3. It’s how we learn, not what we learn.
Finland’s national curriculum was recently restructured to focus more on students playing an active role in their own learning. The updates included contemporary approaches to improve the culture of operation and leadership. This move emphasizes the student’s right to an individual and holistic education.

The Finnish core curriculum is:
• Thinking and learning.
• Cultural competence, interaction and expression.
• Looking after oneself, managing daily activities, and safety.
• Multiliteracy.
• Information- and communications-technology competence.
• Competence required for working life and entrepreneurship.
• Participation, empowerment, and responsibility.

Finland’s focus is to instill lifelong interdisciplinary skills. Subjects are tailored to be relevant to life. Plus there is a heavy emphasis on self-assessment, as assessment methods are made to support the learner’s development.
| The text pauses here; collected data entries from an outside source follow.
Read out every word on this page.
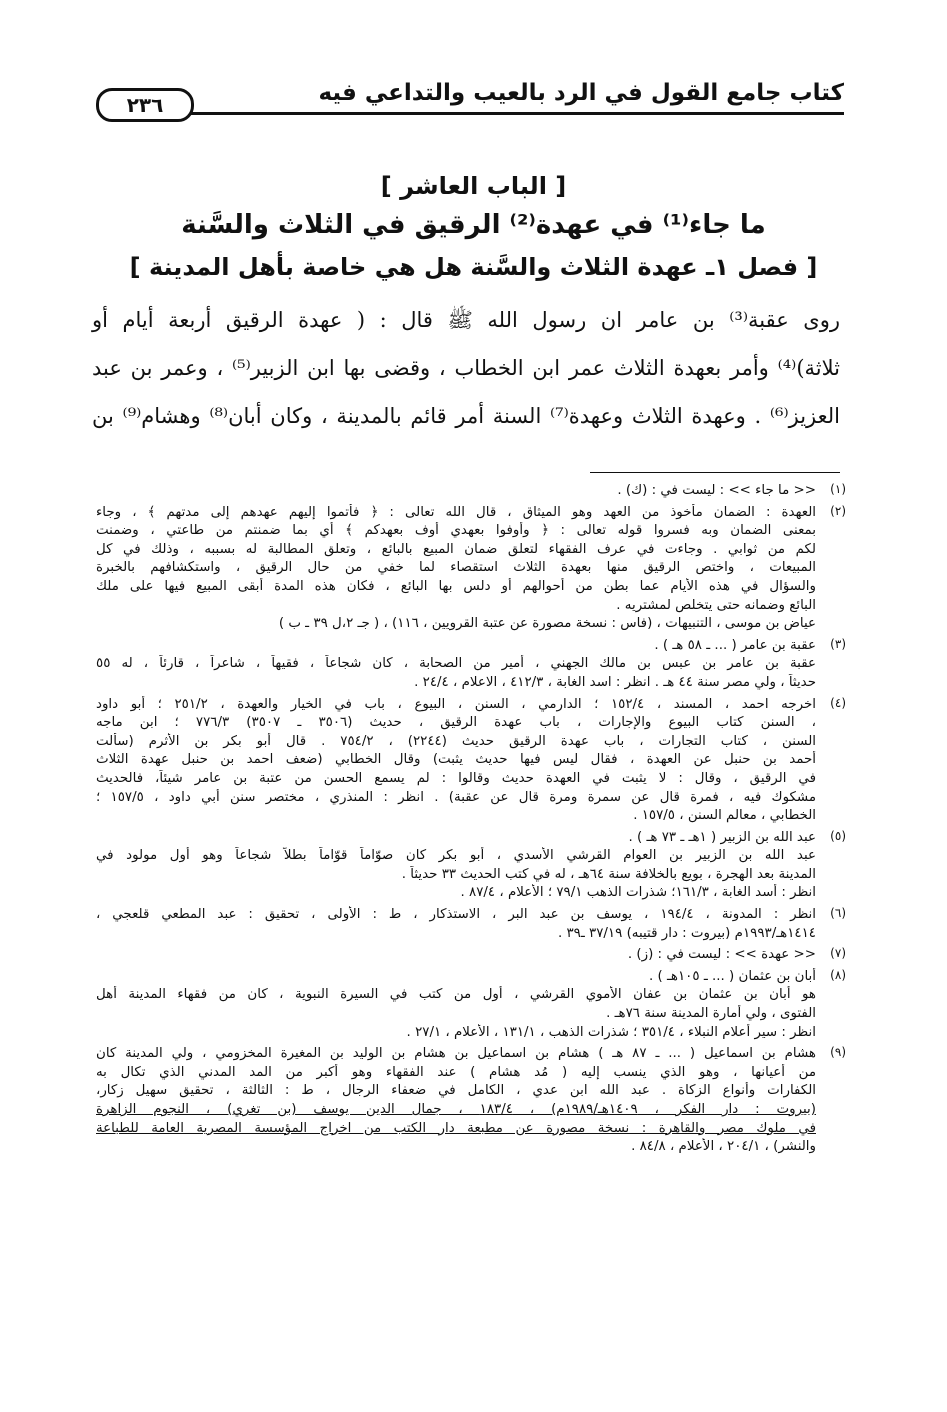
كتاب جامع القول في الرد بالعيب والتداعي فيه
٢٣٦
[ الباب العاشر ]
ما جاء⁽¹⁾ في عهدة⁽²⁾ الرقيق في الثلاث والسَّنة
[ فصل ١ـ عهدة الثلاث والسَّنة هل هي خاصة بأهل المدينة ]
روى عقبة⁽³⁾ بن عامر ان رسول الله ﷺ قال : ( عهدة الرقيق أربعة أيام أو
ثلاثة)⁽⁴⁾ وأمر بعهدة الثلاث عمر ابن الخطاب ، وقضى بها ابن الزبير⁽⁵⁾ ، وعمر بن عبد
العزيز⁽⁶⁾ . وعهدة الثلاث وعهدة⁽⁷⁾ السنة أمر قائم بالمدينة ، وكان أبان⁽⁸⁾ وهشام⁽⁹⁾ بن
(١)
<< ما جاء >> : ليست في : (ك) .
(٢)
العهدة : الضمان مأخوذ من العهد وهو الميثاق ، قال الله تعالى : ﴿ فأتموا إليهم عهدهم إلى مدتهم ﴾ ، وجاء
بمعنى الضمان وبه فسروا قوله تعالى : ﴿ وأوفوا بعهدي أوف بعهدكم ﴾ أي بما ضمنتم من طاعتي ، وضمنت
لكم من ثوابي . وجاءت في عرف الفقهاء لتعلق ضمان المبيع بالبائع ، وتعلق المطالبة له بسببه ، وذلك في كل
المبيعات ، واختص الرقيق منها بعهدة الثلاث استقصاء لما خفي من حال الرقيق ، واستكشافهم بالخبرة
والسؤال في هذه الأيام عما بطن من أحوالهم أو دلس بها البائع ، فكان هذه المدة أبقى المبيع فيها على ملك
البائع وضمانه حتى يتخلص لمشتريه .
عياض بن موسى ، التنبيهات ، (فاس : نسخة مصورة عن عتبة القرويين ، ١١٦) ، ( جـ ٢،ل ٣٩ ـ ب )
(٣)
عقبة بن عامر ( ... ـ ٥٨ هـ ) .
عقبة بن عامر بن عبس بن مالك الجهني ، أمير من الصحابة ، كان شجاعاً ، فقيهاً ، شاعراً ، قارئاً ، له ٥٥
حديثاً ، ولي مصر سنة ٤٤ هـ . انظر : اسد الغابة ، ٤١٢/٣ ، الاعلام ، ٢٤/٤ .
(٤)
اخرجه احمد ، المسند ، ١٥٢/٤ ؛ الدارمي ، السنن ، البيوع ، باب في الخيار والعهدة ، ٢٥١/٢ ؛ أبو داود
، السنن كتاب البيوع والإجارات ، باب عهدة الرقيق ، حديث (٣٥٠٦ ـ ٣٥٠٧) ٧٧٦/٣ ؛ ابن ماجه
السنن ، كتاب التجارات ، باب عهدة الرقيق حديث (٢٢٤٤) ، ٧٥٤/٢ . قال أبو بكر بن الأثرم (سألت
أحمد بن حنبل عن العهدة ، فقال ليس فيها حديث يثبت) وقال الخطابي (ضعف احمد بن حنبل عهدة الثلاث
في الرقيق ، وقال : لا يثبت في العهدة حديث وقالوا : لم يسمع الحسن من عتبة بن عامر شيئاً، فالحديث
مشكوك فيه ، فمرة قال عن سمرة ومرة قال عن عقبة) . انظر : المنذري ، مختصر سنن أبي داود ، ١٥٧/٥ ؛
الخطابي ، معالم السنن ، ١٥٧/٥ .
(٥)
عبد الله بن الزبير ( ١هـ ـ ٧٣ هـ ) .
عبد الله بن الزبير بن العوام القرشي الأسدي ، أبو بكر كان صوّاماً قوّاماً بطلاً شجاعاً وهو أول مولود في
المدينة بعد الهجرة ، بويع بالخلافة سنة ٦٤هـ ، له في كتب الحديث ٣٣ حديثاً .
انظر : أسد الغابة ، ١٦١/٣؛ شذرات الذهب ٧٩/١ ؛ الأعلام ، ٨٧/٤ .
(٦)
انظر : المدونة ، ١٩٤/٤ ، يوسف بن عبد البر ، الاستذكار ، ط : الأولى ، تحقيق : عبد المطعي قلعجي ،
١٤١٤هـ/١٩٩٣م (بيروت : دار قتيبه) ٣٧/١٩ ـ٣٩ .
(٧)
<< عهدة >> : ليست في : (ز) .
(٨)
أبان بن عثمان ( ... ـ ١٠٥هـ ) .
هو أبان بن عثمان بن عفان الأموي القرشي ، أول من كتب في السيرة النبوية ، كان من فقهاء المدينة أهل
الفتوى ، ولي أمارة المدينة سنة ٧٦هـ .
انظر : سير أعلام النبلاء ، ٣٥١/٤ ؛ شذرات الذهب ، ١٣١/١ ، الأعلام ، ٢٧/١ .
(٩)
هشام بن اسماعيل ( ... ـ ٨٧ هـ ) هشام بن اسماعيل بن هشام بن الوليد بن المغيرة المخزومي ، ولي المدينة كان
من أعيانها ، وهو الذي ينسب إليه ( مُد هشام ) عند الفقهاء وهو أكبر من المد المدني الذي تكال به
الكفارات وأنواع الزكاة . عبد الله ابن عدي ، الكامل في ضعفاء الرجال ، ط : الثالثة ، تحقيق سهيل زكار،
(بيروت : دار الفكر ، ١٤٠٩هـ/١٩٨٩م) ، ١٨٣/٤ ، جمال الدين يوسف (بن تغري) ، النجوم الزاهرة
في ملوك مصر والقاهرة : نسخة مصورة عن مطبعة دار الكتب من اخراج المؤسسة المصرية العامة للطباعة
والنشر) ، ٢٠٤/١ ، الأعلام ، ٨٤/٨ .
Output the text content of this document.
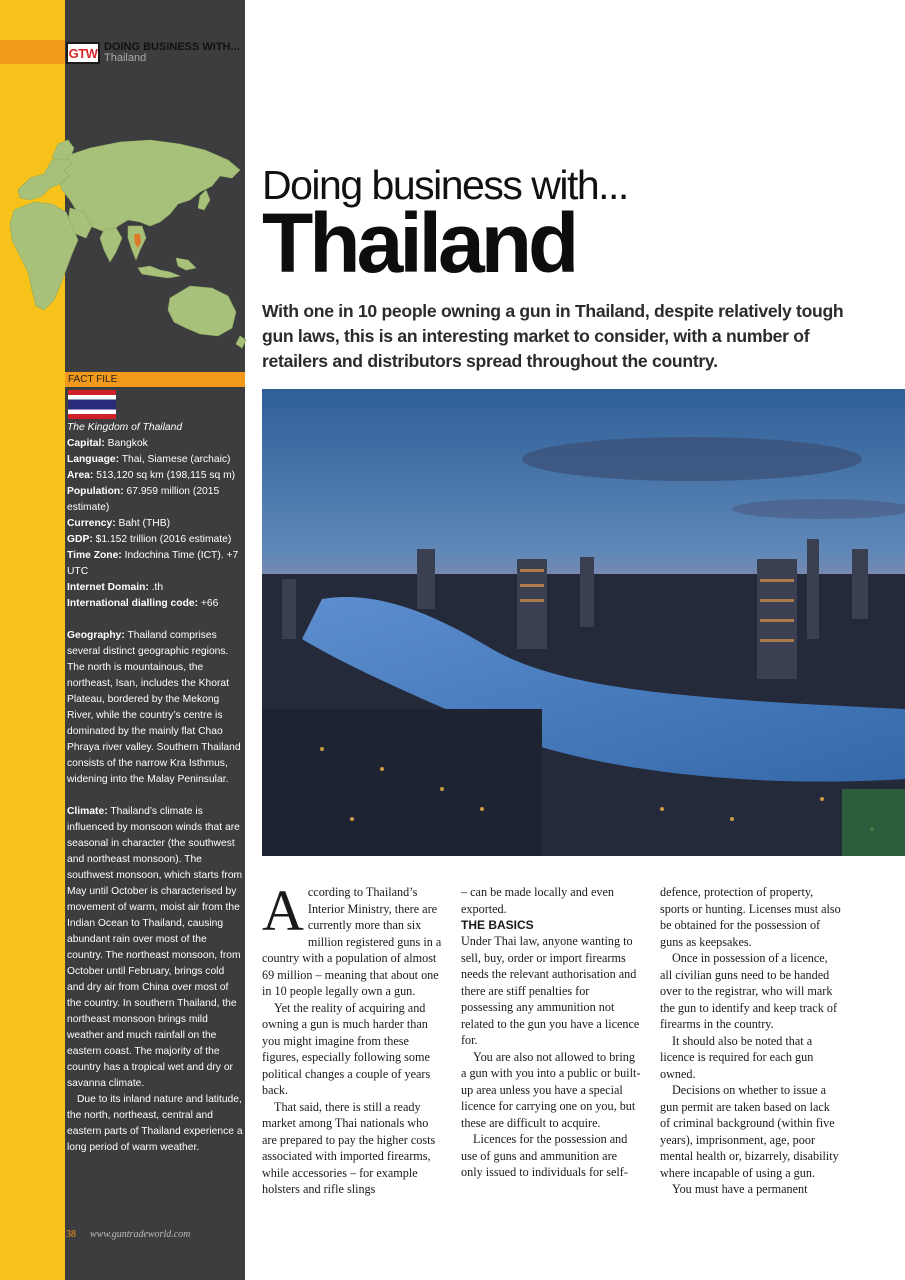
GTW DOING BUSINESS WITH...
Thailand
FACT FILE

The Kingdom of Thailand

Capital: Bangkok

Language: Thai, Siamese (archaic)

Area: 513,120 sq km (198,115 sq m)

Population: 67.959 million (2015 estimate)

Currency: Baht (THB)

GDP: $1.152 trillion (2016 estimate)

Time Zone: Indochina Time (ICT). +7 UTC

Internet Domain: .th

International dialling code: +66

Geography: Thailand comprises several distinct geographic regions. The north is mountainous, the northeast, Isan, includes the Khorat Plateau, bordered by the Mekong River, while the country’s centre is dominated by the mainly flat Chao Phraya river valley. Southern Thailand consists of the narrow Kra Isthmus, widening into the Malay Peninsular.

Climate: Thailand’s climate is influenced by monsoon winds that are seasonal in character (the southwest and northeast monsoon). The southwest monsoon, which starts from May until October is characterised by movement of warm, moist air from the Indian Ocean to Thailand, causing abundant rain over most of the country. The northeast monsoon, from October until February, brings cold and dry air from China over most of the country. In southern Thailand, the northeast monsoon brings mild weather and much rainfall on the eastern coast. The majority of the country has a tropical wet and dry or savanna climate.

Due to its inland nature and latitude, the north, northeast, central and eastern parts of Thailand experience a long period of warm weather.

38 www.guntradeworld.com
Doing business with...
Thailand
With one in 10 people owning a gun in Thailand, despite relatively tough gun laws, this is an interesting market to consider, with a number of retailers and distributors spread throughout the country.

According to Thailand’s Interior Ministry, there are currently more than six million registered guns in a country with a population of almost 69 million – meaning that about one in 10 people legally own a gun.

Yet the reality of acquiring and owning a gun is much harder than you might imagine from these figures, especially following some political changes a couple of years back.

That said, there is still a ready market among Thai nationals who are prepared to pay the higher costs associated with imported firearms, while accessories – for example holsters and rifle slings

– can be made locally and even exported.

THE BASICS

Under Thai law, anyone wanting to sell, buy, order or import firearms needs the relevant authorisation and there are stiff penalties for possessing any ammunition not related to the gun you have a licence for.

You are also not allowed to bring a gun with you into a public or built-up area unless you have a special licence for carrying one on you, but these are difficult to acquire.

Licences for the possession and use of guns and ammunition are only issued to individuals for self-

defence, protection of property, sports or hunting. Licenses must also be obtained for the possession of guns as keepsakes.

Once in possession of a licence, all civilian guns need to be handed over to the registrar, who will mark the gun to identify and keep track of firearms in the country.

It should also be noted that a licence is required for each gun owned.

Decisions on whether to issue a gun permit are taken based on lack of criminal background (within five years), imprisonment, age, poor mental health or, bizarrely, disability where incapable of using a gun.

You must have a permanent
One of HundrED’s top Finnish-based innovations that can easily be implemented for free in any classroom and supports this new kind of learning and assessment culture is The House of Learning. It was developed as a concrete pedagogical tool for learning a new assessment culture, for both the teacher and the student.

In The House of Learning, each student practices planning and tracking his or her own learning and developing self-assessment skills. A personalized learning path can be created under the guidance of a teacher and supported by guardians, all the way from pre-school to the last year of elementary school.

Plus, the pedagogical tool can be used to achieve a single subject’s objectives, transversal competences, for assessment, as well as making learning processes of multidisciplinary modules visible.

4. Focus on collaboration.
Teachers are responsible for creating a sense of community in the classroom. They are encouraged to design lesson plans together and co-teach regularly. The curriculum has been updated to include a supportive framework for teachers.
Teacher training was also adapted. Coding and social sciences, especially social justice, are now part of the student teaching program.

What we can learn from Finland
Ultimately, it all comes down to trust. Teachers are driven by the freedom to curate their own teaching methods. Trust allows teachers to concentrate on the job in front of them, to cater to each individual child and prepare the next generation for their adult lives.

When you compare the teaching profession with other professions, it is hard to see another position that is under such an intense microscope. Trust allows teachers the freedom to relax and concentrate on the children in front of them, creatively coming up with ways to cater to each child.

At HundrED we believe that the people on the ground will make the change in education. Let’s trust our teachers and empower them so they can do their jobs properly and prepare the next generation for their adult lives.